En la provincia de Buenos Aires el apellido Scioli mide bien y por ello, además de José Scioli, quien está buscando un lugar en las nóminas es Nicolás Scioli. El primero es Secretario General de la Gobernación y el segundo coordinador Ejecutivo del Organismo Ambiental.
En la provincia de Buenos Aires el apellido Scioli mide bien. Pero además de la fuerza del nombre, los hermanos del gobernador, Nicolás y José, tienen intención de ser candidatos no sólo para ayudar a su hermano sino por expectativas de crecimiento político propio.
El menor, Nicolás, quiere postularse a Senador provincial. Formó parte del directorio del BICE antes de desembarcar en la provincia, y renunció a la cuestionada LAFSA.
Es el coordinador Ejecutivo del Organismo ambiental de la provincia. No participa de la mesa chica del gobernador, aunque, al igual que Daniel, le gustan las cámaras. Muchas veces, el primer mandatario bonaerense debió decirle que baje el perfil.
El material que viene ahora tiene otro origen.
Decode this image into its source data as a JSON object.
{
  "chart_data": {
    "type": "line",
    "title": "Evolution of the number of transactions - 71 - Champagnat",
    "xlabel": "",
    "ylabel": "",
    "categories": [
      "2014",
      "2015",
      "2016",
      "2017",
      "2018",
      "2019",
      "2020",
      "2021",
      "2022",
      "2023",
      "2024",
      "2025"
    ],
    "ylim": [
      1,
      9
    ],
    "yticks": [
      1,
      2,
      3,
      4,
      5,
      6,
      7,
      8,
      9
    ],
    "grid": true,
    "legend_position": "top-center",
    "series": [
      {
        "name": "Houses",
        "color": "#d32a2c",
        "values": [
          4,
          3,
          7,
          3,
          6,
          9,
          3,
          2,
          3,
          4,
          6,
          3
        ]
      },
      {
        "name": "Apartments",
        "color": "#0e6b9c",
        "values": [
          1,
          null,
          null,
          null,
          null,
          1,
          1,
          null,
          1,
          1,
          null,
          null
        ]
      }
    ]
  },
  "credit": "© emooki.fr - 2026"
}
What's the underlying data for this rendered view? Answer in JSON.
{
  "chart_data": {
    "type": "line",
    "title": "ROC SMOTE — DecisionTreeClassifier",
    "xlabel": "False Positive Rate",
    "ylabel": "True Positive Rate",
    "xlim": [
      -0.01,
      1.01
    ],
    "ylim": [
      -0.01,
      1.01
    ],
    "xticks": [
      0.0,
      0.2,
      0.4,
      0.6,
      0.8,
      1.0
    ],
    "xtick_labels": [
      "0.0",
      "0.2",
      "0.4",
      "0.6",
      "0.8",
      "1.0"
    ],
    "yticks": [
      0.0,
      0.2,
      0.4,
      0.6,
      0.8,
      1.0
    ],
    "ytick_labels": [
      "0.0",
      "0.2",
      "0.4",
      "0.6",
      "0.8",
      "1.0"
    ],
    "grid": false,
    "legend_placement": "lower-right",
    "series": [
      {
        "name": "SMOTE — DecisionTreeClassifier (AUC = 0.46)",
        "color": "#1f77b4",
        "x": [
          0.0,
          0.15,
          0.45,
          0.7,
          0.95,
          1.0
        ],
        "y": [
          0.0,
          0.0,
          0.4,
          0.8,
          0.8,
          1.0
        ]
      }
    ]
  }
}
Pero esta vez Nicolás quiere tener un rol que le permita estar más cerca de la rosca política. Por esto quiere ser candidato por la primera sección electoral.
Sin embargo, no le será sencillo pelear por un lugar en la lista ya que hay varios caciques que reclamarán lugares. Tres de Febrero, José C. Paz e Ituzaingó son algunas de las localidades que ya tienen candidatos anotados.
Por su parte, José Scioli, Secretario General de la Gobernación, es un hombre que viene siendo fija para acompañar a Néstor Kirchner en la lista del Frente para la Victoria. El funcionario afirma públicamente que quiere acompañar a su hermano “hasta el 10 de diciembre de 2011”. De esa manera marcó el terreno para su posible incursión electoral. En las últimas semanas abandonó el bajo perfil que lo caracteriza y se animó a encabezar actos públicos.
Sin embargo, José prefiere poner un freno a las especulaciones sobre su postulación y asegura: “A mi nadie me ofreció nada, y si lo hicieran, lo evaluaría junto a Daniel”.
José Scioli asegura que nunca habló con Néstor Kirchner sobre candidaturas. Sabe también que el matrimonio presidencial se inclina por sorprender con los nombres de las nóminas y que prefieren candidatos que no hayan estado en danza.